Keberadaan naskah di Indonesia merupakan sebuah fenomena tersendiri. Khazanahnya yang melimpah bagaikan bom waktu yang berpotensi meledakkan sendi-sendi sosial dan budaya apabila tidak ada yang mampu menjinakkannya melalui pemberian perhatian penuh akan keberadaannya di tengah masyarakat yang semakin modern dan menyebarkan ajaran-ajaran yang terdapat di dalamnya. Ledakan yang dimaksud adalah hilangnya jejak-jejak peradaban yang dibangun oleh naskah itu sendiri. Dibanding benda cagar budaya lainnya, naskah kuno memang lebih rentan rusak, baik akibat kelembaban udara dan air (high humidity and water), dirusak binatang pengerat (harmful insects, rats, and rodents), ketidakpedulian, bencana alam, kebakaran, pencurian, serta ditambah dengan aktifitas jual beli naskah ke Mancanegara, yang masih kerap terdengar terjadi di lapangan.

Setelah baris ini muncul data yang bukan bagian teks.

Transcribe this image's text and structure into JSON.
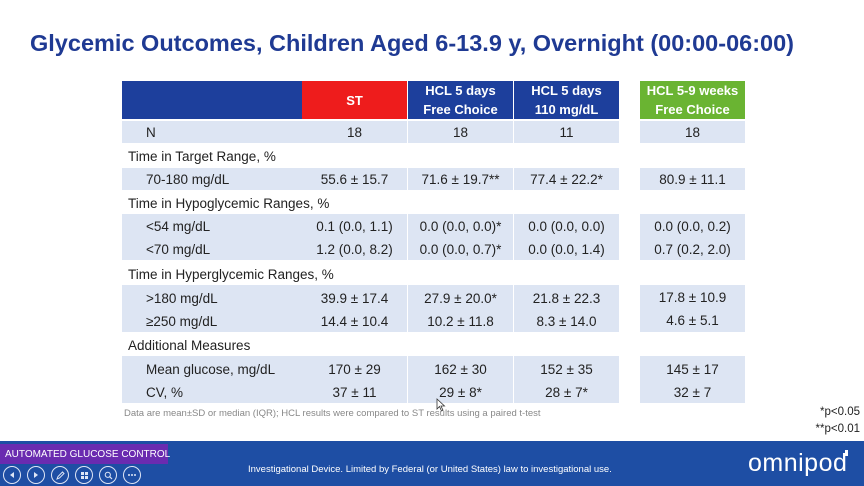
{
  "title": "Glycemic Outcomes, Children Aged 6-13.9 y, Overnight (00:00-06:00)",
  "headers": {
    "st": "ST",
    "hcl5free_l1": "HCL 5 days",
    "hcl5free_l2": "Free Choice",
    "hcl5_110_l1": "HCL 5 days",
    "hcl5_110_l2": "110 mg/dL",
    "hcl59_l1": "HCL 5-9 weeks",
    "hcl59_l2": "Free Choice"
  },
  "colors": {
    "header_blue": "#1d3f9c",
    "st_red": "#ee1c1c",
    "green": "#6ab432",
    "row_shade": "#dde5f3",
    "title": "#1f3a93",
    "footer": "#1e4ea4",
    "badge": "#6a2bb0"
  },
  "rows": {
    "n": {
      "label": "N",
      "st": "18",
      "c2": "18",
      "c3": "11",
      "c4": "18"
    },
    "tir_heading": "Time in Target Range, %",
    "tir": {
      "label": "70-180 mg/dL",
      "st": "55.6 ± 15.7",
      "c2": "71.6 ± 19.7**",
      "c3": "77.4 ± 22.2*",
      "c4": "80.9 ± 11.1"
    },
    "hypo_heading": "Time in Hypoglycemic Ranges, %",
    "lt54": {
      "label": "<54 mg/dL",
      "st": "0.1 (0.0, 1.1)",
      "c2": "0.0 (0.0, 0.0)*",
      "c3": "0.0 (0.0, 0.0)",
      "c4": "0.0 (0.0, 0.2)"
    },
    "lt70": {
      "label": "<70 mg/dL",
      "st": "1.2 (0.0, 8.2)",
      "c2": "0.0 (0.0, 0.7)*",
      "c3": "0.0 (0.0, 1.4)",
      "c4": "0.7 (0.2, 2.0)"
    },
    "hyper_heading": "Time in Hyperglycemic Ranges, %",
    "gt180": {
      "label": ">180 mg/dL",
      "st": "39.9 ± 17.4",
      "c2": "27.9 ± 20.0*",
      "c3": "21.8 ± 22.3",
      "c4": "17.8 ± 10.9"
    },
    "ge250": {
      "label": "≥250 mg/dL",
      "st": "14.4 ± 10.4",
      "c2": "10.2 ± 11.8",
      "c3": "8.3 ± 14.0",
      "c4": "4.6 ± 5.1"
    },
    "add_heading": "Additional Measures",
    "mean": {
      "label": "Mean glucose, mg/dL",
      "st": "170 ± 29",
      "c2": "162 ± 30",
      "c3": "152 ± 35",
      "c4": "145 ± 17"
    },
    "cv": {
      "label": "CV, %",
      "st": "37 ± 11",
      "c2": "29 ± 8*",
      "c3": "28 ± 7*",
      "c4": "32 ± 7"
    }
  },
  "footnote": "Data are mean±SD or median (IQR); HCL results were compared to ST results using a paired t-test",
  "p05": "*p<0.05",
  "p01": "**p<0.01",
  "badge": "AUTOMATED GLUCOSE CONTROL",
  "disclaimer": "Investigational Device. Limited by Federal (or United States) law to investigational use.",
  "logo": "omnipod",
  "player_icons": [
    "prev-icon",
    "next-icon",
    "pen-icon",
    "slides-icon",
    "zoom-icon",
    "more-icon"
  ]
}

Naskah di Indonesia, khususnya naskah jawa kuna hampir dapat dipastikan bahwa kondisi naskah yang tersimpan di tangan masyarakat jauh lebih memprihatinkan dan lebih tidak terawat ketimbang koleksi Perpustakaan Daerah maupun Universitas. Dalam upaya pelestarian dan pendayagunaan naskah kuno itu, kita betul-betul ketinggalan transportasi dan salah urus. Konservasi naskah kuno membutuhkan ahli restorasi terlatih dan profesional dengan jumlah memadai, bukan sekedar staf alakadarnya yang diperbantukan. Komposisinya pun harus proporsional dengan jumlah koleksi naskah. Celakanya, sampai kini, Indonesia tidak memiliki institusi pendidikan terstruktur di bidang konservasi dan restorasi, sehingga kita tidak pernah “memproduksi” ahli restorasi sendiri secara terstruktur dan sistematis!. Contohnya perpustakaan di Mangkunegaran dan Pakualaman Surakarta yang hanya mengandalkan para abdi dalem dalam melakukan pelestarian dan pendayagunaan naskah. Terlebih dengan memperhatikan latar belakang keberadaan abdi dalem yang merupakan wujud pengabdian dan kesukarelaan semata tanpa adanya kemampuan yang memadai dalam ikhwal urus-mengurus naskah.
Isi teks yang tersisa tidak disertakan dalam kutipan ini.